Prefeito do Rio reza a cartilha do lucro promovendo “choque de ordem”

A forma Crivella de cuidar das pessoas: Quiosques de trabalhadores são derrubados em comunidade de Bangu, no Rio

A prefeitura do Rio de Janeiro, gerida pelo bispo licenciado Marcelo Crivella, derrubou quiosques de moradores da Vila Kennedy, na zona oeste do Rio de Janeiro. Entre as pessoas que choravam a dor de perder o seu sustento, estava um casal evangélico. Irônico e trágico. Uma gestão eleita pela fé, conquistada dentro das igrejas, desde o começo mostra a sua face mais cruel, onde o lucro vale mais do que a vida das pessoas.

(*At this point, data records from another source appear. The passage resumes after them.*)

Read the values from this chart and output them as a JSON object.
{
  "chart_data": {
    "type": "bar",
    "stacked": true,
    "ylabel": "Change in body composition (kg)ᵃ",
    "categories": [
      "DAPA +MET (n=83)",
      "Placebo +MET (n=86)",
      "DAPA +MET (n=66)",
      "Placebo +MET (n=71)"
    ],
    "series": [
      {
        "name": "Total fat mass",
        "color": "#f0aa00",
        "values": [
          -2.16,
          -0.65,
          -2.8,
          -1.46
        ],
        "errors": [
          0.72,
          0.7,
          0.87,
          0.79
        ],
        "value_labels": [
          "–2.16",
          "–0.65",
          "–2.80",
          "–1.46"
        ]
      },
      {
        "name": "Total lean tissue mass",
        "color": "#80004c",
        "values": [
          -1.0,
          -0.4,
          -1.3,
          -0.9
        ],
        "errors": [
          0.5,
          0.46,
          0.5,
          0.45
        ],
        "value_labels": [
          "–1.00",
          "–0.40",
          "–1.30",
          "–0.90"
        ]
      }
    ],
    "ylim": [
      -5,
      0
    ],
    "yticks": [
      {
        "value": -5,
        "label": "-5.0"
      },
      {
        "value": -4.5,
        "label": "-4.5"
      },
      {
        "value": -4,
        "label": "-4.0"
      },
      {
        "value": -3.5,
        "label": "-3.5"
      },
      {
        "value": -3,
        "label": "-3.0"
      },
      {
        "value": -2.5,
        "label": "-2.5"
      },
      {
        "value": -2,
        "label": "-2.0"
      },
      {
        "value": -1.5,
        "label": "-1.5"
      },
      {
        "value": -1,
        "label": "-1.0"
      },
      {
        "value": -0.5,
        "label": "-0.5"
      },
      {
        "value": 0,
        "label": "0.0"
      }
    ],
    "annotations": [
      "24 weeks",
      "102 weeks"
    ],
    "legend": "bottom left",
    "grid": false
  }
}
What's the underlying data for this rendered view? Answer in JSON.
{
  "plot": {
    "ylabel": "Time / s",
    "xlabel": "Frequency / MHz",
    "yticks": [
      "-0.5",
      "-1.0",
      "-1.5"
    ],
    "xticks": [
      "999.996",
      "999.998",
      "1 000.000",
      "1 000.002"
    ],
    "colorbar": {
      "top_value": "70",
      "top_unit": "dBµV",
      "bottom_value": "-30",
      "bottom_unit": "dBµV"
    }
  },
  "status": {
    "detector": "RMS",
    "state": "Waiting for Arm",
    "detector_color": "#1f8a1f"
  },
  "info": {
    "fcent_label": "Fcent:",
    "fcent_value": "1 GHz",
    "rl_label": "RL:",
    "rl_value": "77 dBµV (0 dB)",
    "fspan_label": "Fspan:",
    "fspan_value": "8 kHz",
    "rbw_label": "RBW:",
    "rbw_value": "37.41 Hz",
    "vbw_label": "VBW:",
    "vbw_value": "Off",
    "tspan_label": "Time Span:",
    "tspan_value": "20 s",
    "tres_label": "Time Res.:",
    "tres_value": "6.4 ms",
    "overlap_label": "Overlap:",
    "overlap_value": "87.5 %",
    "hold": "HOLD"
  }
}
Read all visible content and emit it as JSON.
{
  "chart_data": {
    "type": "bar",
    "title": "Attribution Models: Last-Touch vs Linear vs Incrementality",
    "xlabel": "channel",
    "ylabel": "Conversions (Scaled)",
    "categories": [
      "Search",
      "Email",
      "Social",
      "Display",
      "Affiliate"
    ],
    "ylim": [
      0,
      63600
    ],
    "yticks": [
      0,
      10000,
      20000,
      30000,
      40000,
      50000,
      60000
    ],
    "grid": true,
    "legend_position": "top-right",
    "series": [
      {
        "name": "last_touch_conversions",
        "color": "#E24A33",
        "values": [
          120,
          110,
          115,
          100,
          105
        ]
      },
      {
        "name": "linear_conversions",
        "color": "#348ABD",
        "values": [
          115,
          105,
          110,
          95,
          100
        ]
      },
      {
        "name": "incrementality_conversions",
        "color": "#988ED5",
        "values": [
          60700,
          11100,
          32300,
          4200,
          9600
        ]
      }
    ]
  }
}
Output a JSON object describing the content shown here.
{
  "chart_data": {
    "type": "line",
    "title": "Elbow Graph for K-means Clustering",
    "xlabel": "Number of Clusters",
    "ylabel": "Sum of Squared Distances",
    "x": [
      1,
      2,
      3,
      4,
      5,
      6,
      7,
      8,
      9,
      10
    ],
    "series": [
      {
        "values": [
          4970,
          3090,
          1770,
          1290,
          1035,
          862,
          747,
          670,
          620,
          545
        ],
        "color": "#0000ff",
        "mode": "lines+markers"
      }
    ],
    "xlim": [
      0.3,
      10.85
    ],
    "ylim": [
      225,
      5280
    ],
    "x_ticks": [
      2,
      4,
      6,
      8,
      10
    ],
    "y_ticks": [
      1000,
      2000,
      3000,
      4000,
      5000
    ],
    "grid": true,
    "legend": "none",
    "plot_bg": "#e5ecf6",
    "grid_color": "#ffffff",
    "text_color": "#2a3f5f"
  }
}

Chamada de “Ação de Ordenamento” pela Guarda Municipal do Rio (GM-Rio), Coordenadoria de Gestão dos Espaços Urbanos (Cgeu) e Secretaria de Conservação do Meio Ambiente (Seconserma) a ação conjunta orquestrada por Crivella, aproveitou a presença das tropas, durante a intervenção militar na Villa Kenndy, para promover desgraça na vida de dezenas de trabalhadores que tinham nos seus quiosques, um lugar de dignidade através do trabalho, e espaço onde tiravam o sustento das suas famílias.

Quem esteve na praça Miami durante a ação, presenciou vários trabalhadores desesperados. O casal evangélico, Leonardo e Luciana Damasceno, se ajoelharam na frente do quiosque para uma oração minutos antes da derrubada do ponto onde os comerciantes mantinham há mais de 15 anos. Eles vendiam lances e seu café da manhã era conhecido na região.

Luciana tem uma filha de 4 anos e está grávida de 3 meses. Leonardo revelou durante a ação que o casal não tem mais nenhuma fonte de renda. Eles fizeram oração para tentar deter a derrubada promovida pela prefeitura de Crivella, mas a fé não foi suficiente. Não há mais quiosque na praça Miami.

Veja o vídeo do momento da derrubada dos quiosques:

Por conta de repercussão negativa, o prefeito Marcelo Crivella, enviou comunicado à imprensa classificando a ação da sua prefeitura como exagerada. “Houve uso desproporcional da força”, disse o prefeito em nota.

Infelizmente, em um Rio de exclusão social, negação de direitos e uso desproporcional de força do Estado contra a população, não adianta apenas fazer oração para que tudo fique bem. É preciso ter a clara compreensão de que fé e política são coisas diferentes e quando uma atua sobre a outra, algo errado está acontecendo, ou poderá acontecer. E aconteceu.